Quantitative magnetic resonance (MR) parametric mapping is a promising approach for characterizing intrinsic tissue-dependent information. However, long scan time significantly hinders its widespread applications. Recently, low-rank tensor has been employed and demonstrated good performance in accelerating MR parametricmapping. In this study, we propose a novel method that uses spatial patch-based and parametric group-based low rank tensors simultaneously (SMART) to reconstruct images from highly undersampled k-space data. The spatial patch-based low-rank tensor exploits the high local and nonlocal redundancies and similarities between the contrast images in parametric mapping.
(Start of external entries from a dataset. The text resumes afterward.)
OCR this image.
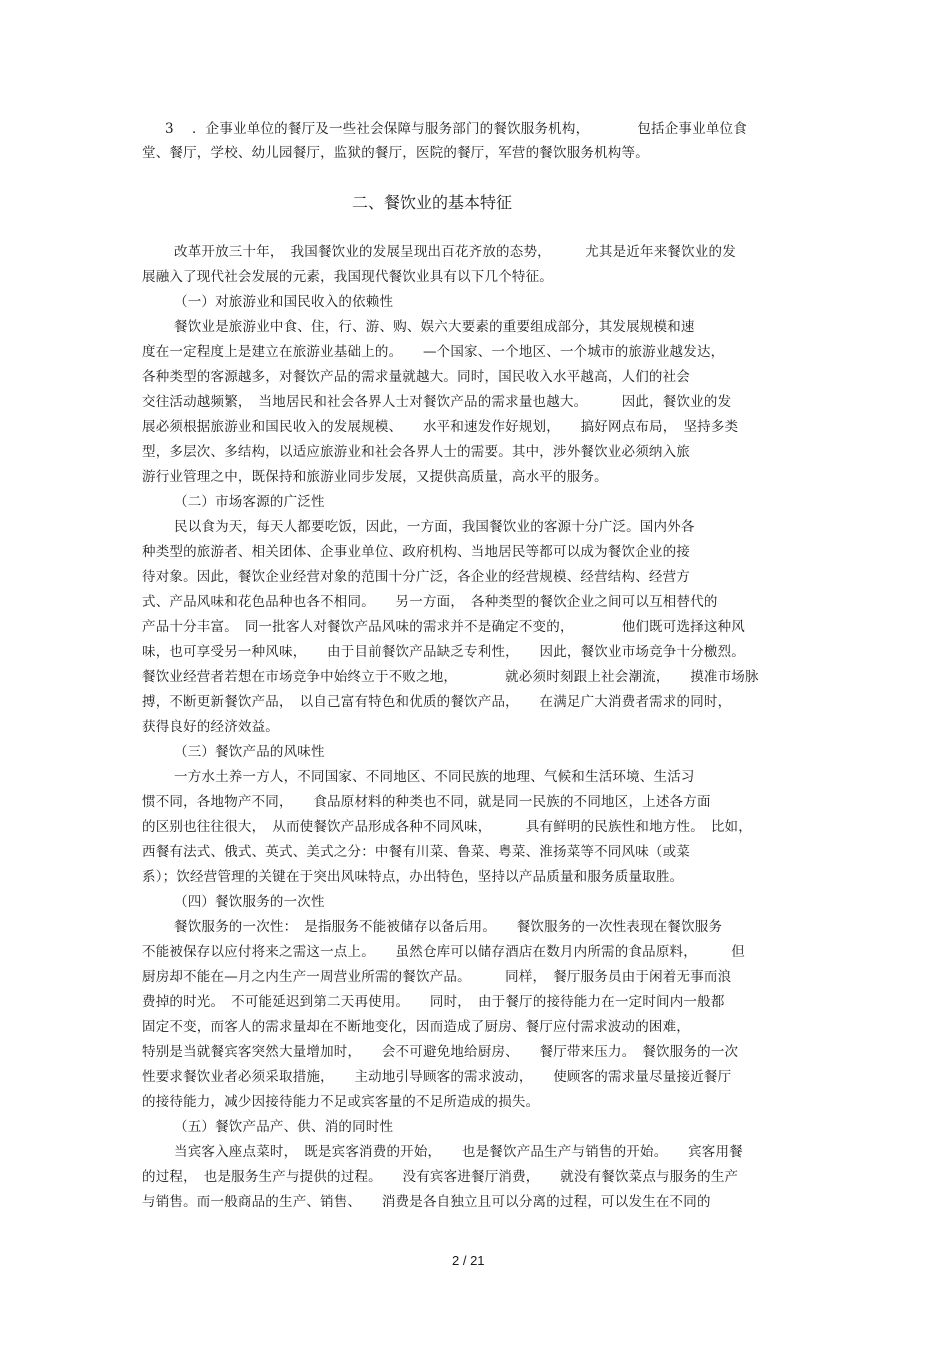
3　 ．企事业单位的餐厅及一些社会保障与服务部门的餐饮服务机构，　　　　包括企事业单位食
堂、餐厅，学校、幼儿园餐厅，监狱的餐厅，医院的餐厅，军营的餐饮服务机构等。
二、餐饮业的基本特征
改革开放三十年，　我国餐饮业的发展呈现出百花齐放的态势，　　　尤其是近年来餐饮业的发
展融入了现代社会发展的元素，我国现代餐饮业具有以下几个特征。
（一）对旅游业和国民收入的依赖性
餐饮业是旅游业中食、住，行、游、购、娱六大要素的重要组成部分，其发展规模和速
度在一定程度上是建立在旅游业基础上的。　　—个国家、一个地区、一个城市的旅游业越发达，
各种类型的客源越多，对餐饮产品的需求量就越大。同时，国民收入水平越高，人们的社会
交往活动越频繁，　当地居民和社会各界人士对餐饮产品的需求量也越大。　　　因此，餐饮业的发
展必须根据旅游业和国民收入的发展规模、　　水平和速发作好规划，　　搞好网点布局，　坚持多类
型，多层次、多结构，以适应旅游业和社会各界人士的需要。其中，涉外餐饮业必须纳入旅
游行业管理之中，既保持和旅游业同步发展，又提供高质量，高水平的服务。
（二）市场客源的广泛性
民以食为天，每天人都要吃饭，因此，一方面，我国餐饮业的客源十分广泛。国内外各
种类型的旅游者、相关团体、企事业单位、政府机构、当地居民等都可以成为餐饮企业的接
待对象。因此，餐饮企业经营对象的范围十分广泛，各企业的经营规模、经营结构、经营方
式、产品风味和花色品种也各不相同。　　另一方面，　各种类型的餐饮企业之间可以互相替代的
产品十分丰富。　同一批客人对餐饮产品风味的需求并不是确定不变的，　　　　他们既可选择这种风
味，也可享受另一种风味，　　由于目前餐饮产品缺乏专利性，　　因此，餐饮业市场竞争十分檄烈。
餐饮业经营者若想在市场竞争中始终立于不败之地，　　　　就必须时刻跟上社会潮流，　　摸准市场脉
搏，不断更新餐饮产品，　以自己富有特色和优质的餐饮产品，　　在满足广大消费者需求的同时，
获得良好的经济效益。
（三）餐饮产品的风味性
一方水土养一方人，不同国家、不同地区、不同民族的地理、气候和生活环境、生活习
惯不同，各地物产不同，　　食品原材料的种类也不同，就是同一民族的不同地区，上述各方面
的区别也往往很大，　从而使餐饮产品形成各种不同风味，　　　具有鲜明的民族性和地方性。　比如，
西餐有法式、俄式、英式、美式之分：中餐有川菜、鲁菜、粤菜、淮扬菜等不同风味（或菜
系）；饮经营管理的关键在于突出风味特点，办出特色，坚持以产品质量和服务质量取胜。
（四）餐饮服务的一次性
餐饮服务的一次性：　是指服务不能被储存以备后用。　　餐饮服务的一次性表现在餐饮服务
不能被保存以应付将来之需这一点上。　　虽然仓库可以储存酒店在数月内所需的食品原料，　　　但
厨房却不能在—月之内生产一周营业所需的餐饮产品。　　　同样，　餐厅服务员由于闲着无事而浪
费掉的时光。　不可能延迟到第二天再使用。　　同时，　由于餐厅的接待能力在一定时间内一般都
固定不变，而客人的需求量却在不断地变化，因而造成了厨房、餐厅应付需求波动的困难，
特别是当就餐宾客突然大量增加时，　　会不可避免地给厨房、　　餐厅带来压力。　餐饮服务的一次
性要求餐饮业者必须采取措施，　　主动地引导顾客的需求波动，　　使顾客的需求量尽量接近餐厅
的接待能力，减少因接待能力不足或宾客量的不足所造成的损失。
（五）餐饮产品产、供、消的同时性
当宾客入座点菜时，　既是宾客消费的开始，　　也是餐饮产品生产与销售的开始。　　宾客用餐
的过程，　也是服务生产与提供的过程。　　没有宾客进餐厅消费，　　就没有餐饮菜点与服务的生产
与销售。而一般商品的生产、销售、　　消费是各自独立且可以分离的过程，可以发生在不同的
2 / 21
The parametric group based low-rank tensor, which integrates similar exponential behavior of the image signals, is jointly used to enforce the multidimensional low-rankness in the reconstruction process. In vivo brain datasets were used to demonstrate the validity of the proposed method. Experimental results have demonstrated that the proposed method achieves 11.7-fold and 13.21-fold accelerations in two-dimensional and three-dimensional acquisitions, respectively, with more accurate reconstructed images and maps than several state-of-the-art methods. Prospective reconstruction results further demonstrate the capability of the SMART method in accelerating MR quantitative imaging.